Habitat for humanity has many different chapters, always building homes for families... But volunteering this time around were Fort Rucker army captains.
Washington County’s habitat for humanity is building home number 6 which means 6 family’s dreams are coming true.
"It’s wonderful because everyone wants to be a homeowner and I am just glad that I am going to be one." Says Rosiah Baker, the Future Home Owner
Each time a new house is built, volunteers from local organizations come out to help.
Fort Rucker soldiers in the aviation captain's career course participate in a community service project every year, and jumped at the opportunity to help habitat.

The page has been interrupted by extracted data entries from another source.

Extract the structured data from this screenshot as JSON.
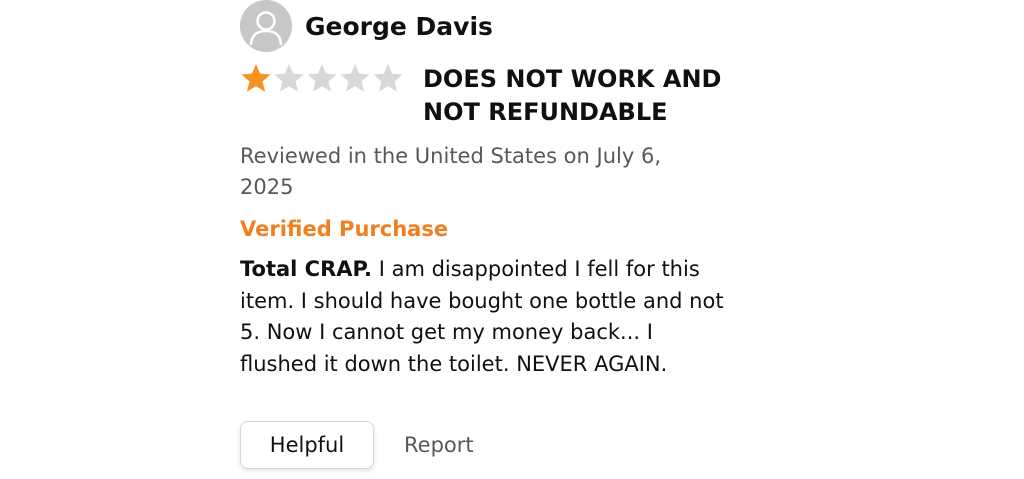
{
  "reviewer": {
    "name": "George Davis",
    "avatar_icon": "user-silhouette-icon"
  },
  "rating": {
    "value": 1,
    "max": 5,
    "filled_color": "#f7921e",
    "empty_color": "#d8d8d8"
  },
  "review": {
    "title": "DOES NOT WORK AND NOT REFUNDABLE",
    "meta": "Reviewed in the United States on July 6, 2025",
    "verified_label": "Verified Purchase",
    "body_lead": "Total CRAP.",
    "body_text": " I am disappointed I fell for this item. I should have bought one bottle and not 5. Now I cannot get my money back... I flushed it down the toilet. NEVER AGAIN."
  },
  "actions": {
    "helpful_label": "Helpful",
    "report_label": "Report"
  },
  "colors": {
    "accent_orange": "#f0801f",
    "meta_gray": "#565959",
    "text": "#0f1111"
  }
}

"what a great organization, you know I was deployed to Iraq in 2005 and saw a lot of good things there and when I came back the community really reached out for me and I’m glad to give back." Says Kirsten Bergman, a Fort Rucker Soldier
For some, it was their first time attempting to build a home.
And while it may not be easy, they say it went smoothly.
"It’s not a hard thing when you have such a great team like we do today and everyone working together." Says soldier TJ Hise
The Fort Rucker students came out with pride to let the public know that they are not only serving their county overseas, but are also active in the local community.
"My commitment to serve my country expands far beyond Iraq or Afghanistan or any other place the US government sends me, I love helping people." Says Julie Schwetz, a Project Coordinator
Out there today were only half of the Fort Rucker volunteers.
The other half will be out there next week to finish the job.
Businesses in Washington County also donated their time to help including
Community south credit union and panhandle family medicine.